A large gasp could be heard from the people in the stands. Despite being fed up with the Heckler themselves they still seemed to get a chuckle now and then from the things he said. Most of them being typical Americans who can barely understand English, let alone speak it correctly, had no clue what had been said to Miguel in Spanish. Yet it was obvious that whatever was said didn’t sit well.
The crowd watched for that same split second to see if the mesh would hold or would the Heckler finally be quieted.
What unfolded in front of Heckler reminded him of the penultimate scene in the classic baseball movie “Fear Strikes Out” where Anthony Perkins playing the part of internally tortured Jimmy Pearsall flips out and starts climbing the backstop behind home plate. For Perkins’ character the scaling of the backstop was just the latest in a long history of fighting off demons that had haunted him since childhood. For Miguel, the climb up the backstop was to shove his fist in the mouth of that guy in front of him who had pestered him and made him swing at bad pitches all summer. Tonight was payback time.
Security guards in the stadium quickly recognized what was happening and as the Tigers players circled around Miguel trying to pull him down from the fence, the guards entered the scene trying to keep Miguel from killing Heckler if he somehow got through the fence.
Eventually the laws of physics took over and Miguel was unable to keep climbing the fence. His team mates pulled him down and tried to calm him as security guards surrounded Heckler.
Heckler saw one last opportunity to make a point. “Miguel, is it true you lost your virginity to a goat in San Pedro?
That was enough.
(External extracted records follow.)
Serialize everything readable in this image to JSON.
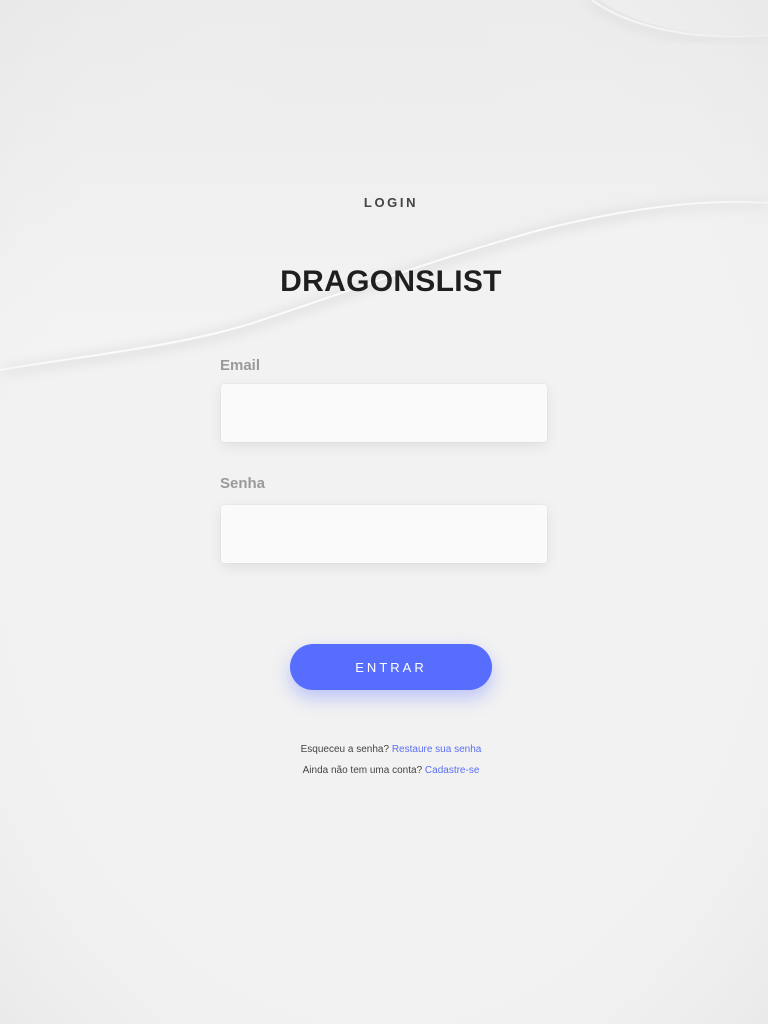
{
  "header": {
    "eyebrow": "LOGIN",
    "brand": "DRAGONSLIST"
  },
  "form": {
    "email_label": "Email",
    "email_value": "",
    "senha_label": "Senha",
    "senha_value": "",
    "submit_label": "ENTRAR"
  },
  "footer": {
    "forgot_text": "Esqueceu a senha?",
    "forgot_link": "Restaure sua senha",
    "signup_text": "Ainda não tem uma conta?",
    "signup_link": "Cadastre-se"
  },
  "colors": {
    "accent": "#566dfe",
    "link": "#5a6ff5",
    "background": "#f2f2f2"
  }
}
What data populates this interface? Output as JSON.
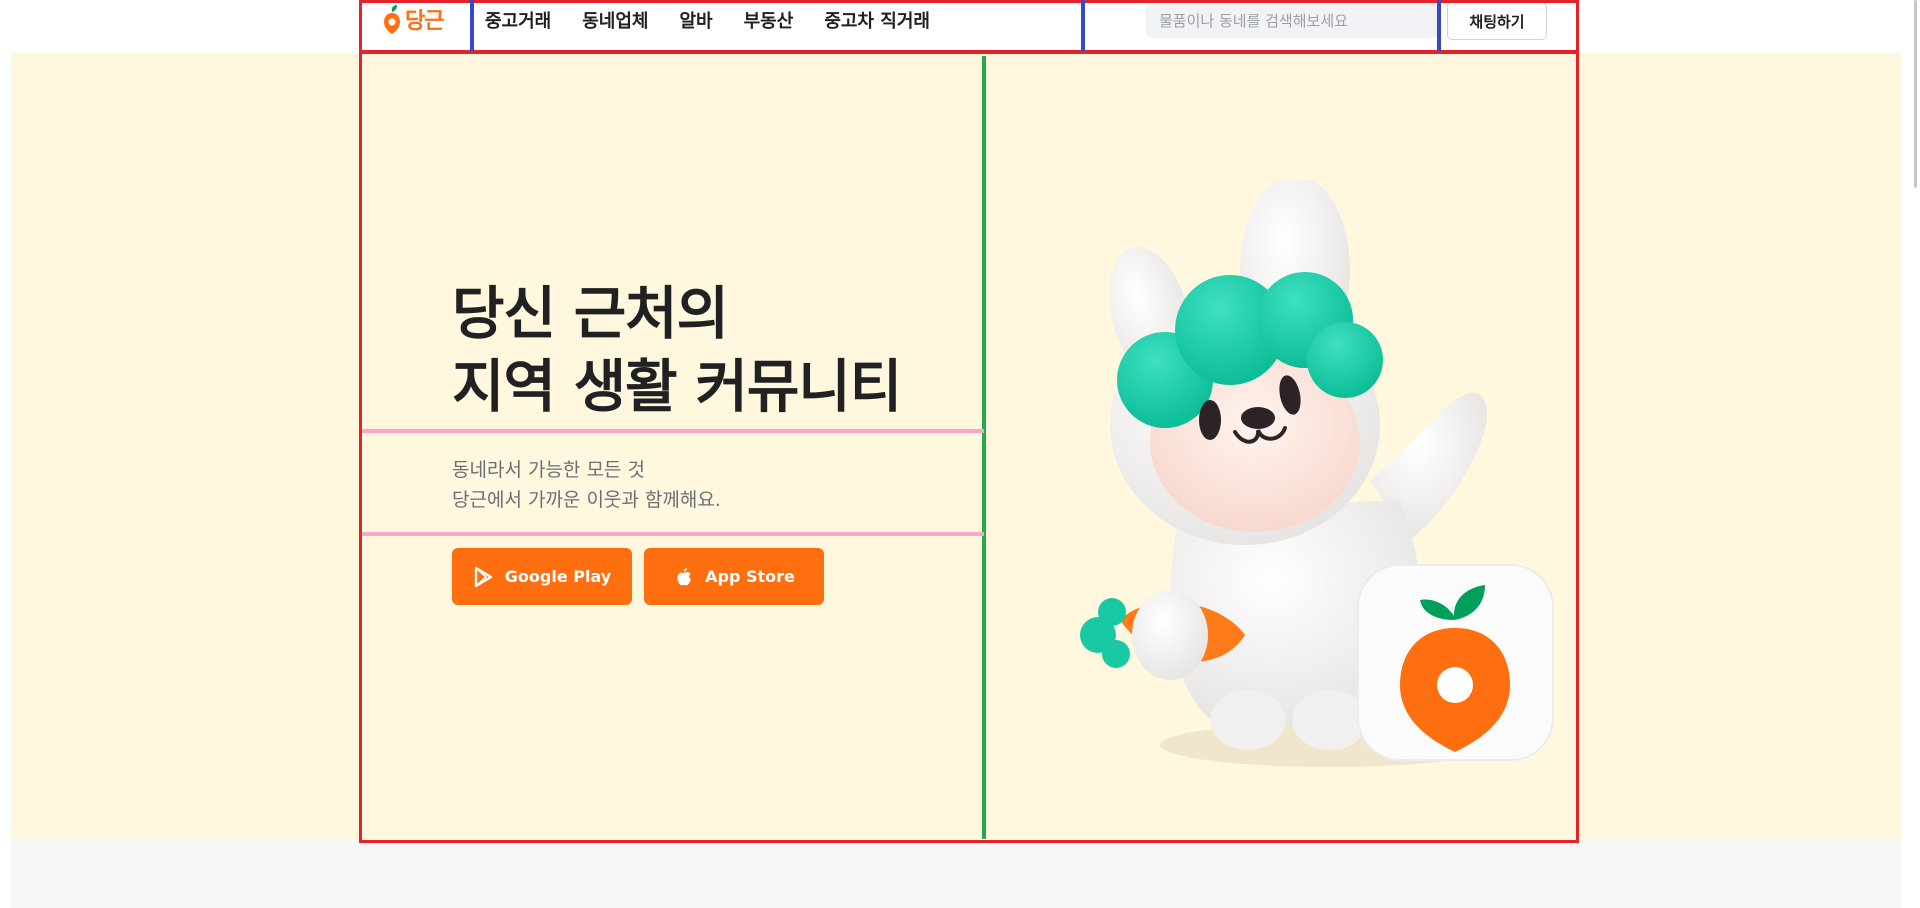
{
  "header": {
    "logo_text": "당근",
    "nav": [
      "중고거래",
      "동네업체",
      "알바",
      "부동산",
      "중고차 직거래"
    ],
    "search_placeholder": "물품이나 동네를 검색해보세요",
    "chat_button": "채팅하기"
  },
  "hero": {
    "title_line1": "당신 근처의",
    "title_line2": "지역 생활 커뮤니티",
    "subtitle_line1": "동네라서 가능한 모든 것",
    "subtitle_line2": "당근에서 가까운 이웃과 함께해요.",
    "google_play": "Google Play",
    "app_store": "App Store"
  },
  "colors": {
    "brand": "#ff6f0f",
    "hero_background": "#fff8de",
    "overlay_red": "#e5212a",
    "overlay_blue": "#3a47c9",
    "overlay_green": "#23a84a",
    "overlay_pink": "#f7a8c8"
  },
  "icons": [
    "carrot-logo-icon",
    "google-play-icon",
    "apple-icon",
    "rabbit-mascot-illustration",
    "carrot-app-icon"
  ]
}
Miguel screamed a primal scream and fell backward into the arms of his team mates. As he did, he yelled at Heckler, “I’ll get you, you son of a bitch.”
As the scene unfolded in front of her, Ty Casey sat in her seat with her head in her hands. The number one best prospect she had ever seen let alone signed to a contract just committed baseball’s version of hari kari and did so in front of hundreds of fans. Ty now considered her career in the toilet simply because she had placed so much emphasis on Miguel. To Ty it was the Heckler’s fault.
“I’ll get that mouthy bastard if it’s the last thing I ever do,” she resolved herself to believing. “Divorcing that idiot was the smartest thing I ever did.”
Tonya watched as the security guards scurried Heckler to safety and thought “Damn, I want that man.”